Außerdem soll die Uni Cottbus einen Zweig für Medizin bekommen, das Deutsche Luft- und Raumfahrtzentrum DLR will in der Stadt eine Forschungsstelle zur CO2-freien Industrie ansiedeln und in Jülich verstärkt an alternativen Treibstoffen forschen. In Leuna ist Forschung zur Bioökonomie geplant, und bei Leipzig sollen Zentren für Naturschutzdaten und Artenvielfalt entstehen.

„Wir wollen, dass die betroffenen Regionen in 20 Jahren deutlich besser dastehen als heute“, heißt es aus dem Bundeswirtschaftsministerium. Bisher gebe es beim Strukturwandel allerdings nur „potemkinsche Dörfer“, kritisierte Oliver Krischer, Vizechef der grünen Bundestagsfraktion. Gebraucht würden „klare Kriterien und eine verständliche Erklärung, wozu das Geld dienen soll“. Es müsse in den Klimaschutz investiert werden und nicht in Straßen oder in Stromspeicher für Kohlestrom.

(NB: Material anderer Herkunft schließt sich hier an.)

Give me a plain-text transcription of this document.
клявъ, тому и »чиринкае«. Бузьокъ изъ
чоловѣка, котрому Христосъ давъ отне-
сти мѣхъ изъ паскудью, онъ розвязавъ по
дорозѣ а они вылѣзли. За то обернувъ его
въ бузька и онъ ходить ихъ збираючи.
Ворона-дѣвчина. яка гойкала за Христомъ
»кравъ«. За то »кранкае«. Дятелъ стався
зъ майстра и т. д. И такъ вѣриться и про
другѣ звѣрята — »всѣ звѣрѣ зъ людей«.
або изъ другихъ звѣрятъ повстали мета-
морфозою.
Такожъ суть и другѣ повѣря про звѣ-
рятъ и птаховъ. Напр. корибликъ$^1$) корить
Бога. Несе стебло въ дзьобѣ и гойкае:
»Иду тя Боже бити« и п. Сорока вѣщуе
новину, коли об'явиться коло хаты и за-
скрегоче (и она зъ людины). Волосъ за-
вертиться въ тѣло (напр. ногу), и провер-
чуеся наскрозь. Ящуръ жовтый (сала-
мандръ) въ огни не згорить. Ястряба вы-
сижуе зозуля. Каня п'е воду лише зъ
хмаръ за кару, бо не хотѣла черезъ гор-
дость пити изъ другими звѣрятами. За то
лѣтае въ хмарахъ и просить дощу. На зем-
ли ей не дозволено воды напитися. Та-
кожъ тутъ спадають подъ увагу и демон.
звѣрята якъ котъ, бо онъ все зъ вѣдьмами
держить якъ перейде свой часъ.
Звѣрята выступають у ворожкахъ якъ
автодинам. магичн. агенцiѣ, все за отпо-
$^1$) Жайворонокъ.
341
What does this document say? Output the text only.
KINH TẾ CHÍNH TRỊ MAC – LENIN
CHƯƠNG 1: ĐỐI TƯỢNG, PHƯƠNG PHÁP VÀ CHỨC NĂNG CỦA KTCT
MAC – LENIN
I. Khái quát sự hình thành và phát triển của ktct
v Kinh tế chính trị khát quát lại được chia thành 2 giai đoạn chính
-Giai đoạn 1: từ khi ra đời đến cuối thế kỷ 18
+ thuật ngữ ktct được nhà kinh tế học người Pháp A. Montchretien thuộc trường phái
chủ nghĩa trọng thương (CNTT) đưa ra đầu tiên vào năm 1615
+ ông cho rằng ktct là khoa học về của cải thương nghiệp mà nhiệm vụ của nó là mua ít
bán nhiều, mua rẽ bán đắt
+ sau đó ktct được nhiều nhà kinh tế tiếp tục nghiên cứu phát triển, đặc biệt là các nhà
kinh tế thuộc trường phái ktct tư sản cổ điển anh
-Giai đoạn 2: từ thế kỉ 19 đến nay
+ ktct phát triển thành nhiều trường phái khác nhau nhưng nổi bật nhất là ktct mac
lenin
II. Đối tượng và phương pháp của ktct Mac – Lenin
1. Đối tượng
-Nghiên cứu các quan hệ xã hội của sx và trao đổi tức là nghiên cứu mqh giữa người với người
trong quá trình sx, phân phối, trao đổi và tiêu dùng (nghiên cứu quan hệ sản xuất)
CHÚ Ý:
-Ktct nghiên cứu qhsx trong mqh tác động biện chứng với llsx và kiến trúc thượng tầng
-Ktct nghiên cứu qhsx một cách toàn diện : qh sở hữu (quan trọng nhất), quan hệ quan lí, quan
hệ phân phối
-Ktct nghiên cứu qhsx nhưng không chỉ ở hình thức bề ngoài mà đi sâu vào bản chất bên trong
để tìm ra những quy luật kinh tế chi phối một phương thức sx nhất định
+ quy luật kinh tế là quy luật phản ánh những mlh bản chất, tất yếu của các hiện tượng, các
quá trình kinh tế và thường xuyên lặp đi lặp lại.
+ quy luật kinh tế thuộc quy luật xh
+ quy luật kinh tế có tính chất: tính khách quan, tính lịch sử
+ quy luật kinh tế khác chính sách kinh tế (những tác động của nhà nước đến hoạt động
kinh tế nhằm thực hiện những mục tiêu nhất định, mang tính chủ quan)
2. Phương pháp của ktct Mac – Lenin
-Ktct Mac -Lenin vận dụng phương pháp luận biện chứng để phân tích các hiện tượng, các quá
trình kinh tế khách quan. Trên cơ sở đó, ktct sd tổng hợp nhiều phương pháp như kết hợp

Der klimapolitische Sprecher der Linksfraktion, Lorenz Gösta Beutin, schlägt vor, in den Regionen Stiftungen zu gründen, die transparent und demokratisch über die Vergabe der Mittel entscheiden. Der Strukturwandel müsse „mit den Menschen vor Ort organisiert werden“, hieß es.

Grundlage für die Investitionen sind die Beschlüsse der „Kohlekommission“ von 2019, die eigentlich „Kommission für Wachstum, Strukturwandel und Beschäftigung“ hieß. Darin wurde das Kohle-Aus bis 2038 festgelegt, aber auch Entschädigungen für Unternehmen und die Regionen.

Von den insgesamt 40 Milliarden Euro bekommt die Lausitz 43 Prozent, das Rheinische Revier 37 und das Mitteldeutsche Revier 20 Prozent. 14 Milliarden fließen an die Länder, die Programme etwa für Breitbandausbau, öffentlichen Nahverkehr oder lokale Wirtschaftshilfen aufgelegt haben, 26 Milliarden investiert der Bund etwa in die Erforschung von Flugtaxis oder die „Wärmewende“.

Zusätzlich können die Länder jetzt auch noch Geld aus Brüssel erhalten. Im „Fonds für einen gerechten Übergang“ sind für Kohleregionen im EU-Haushalt und im Coronahilfsprogramm insgesamt 17,5 Milliarden Euro vorgesehen. Aus diesem Topf stehen Deutschland nach EU-internem Verteilschlüssel noch einmal gut 2 Milliarden Euro zu.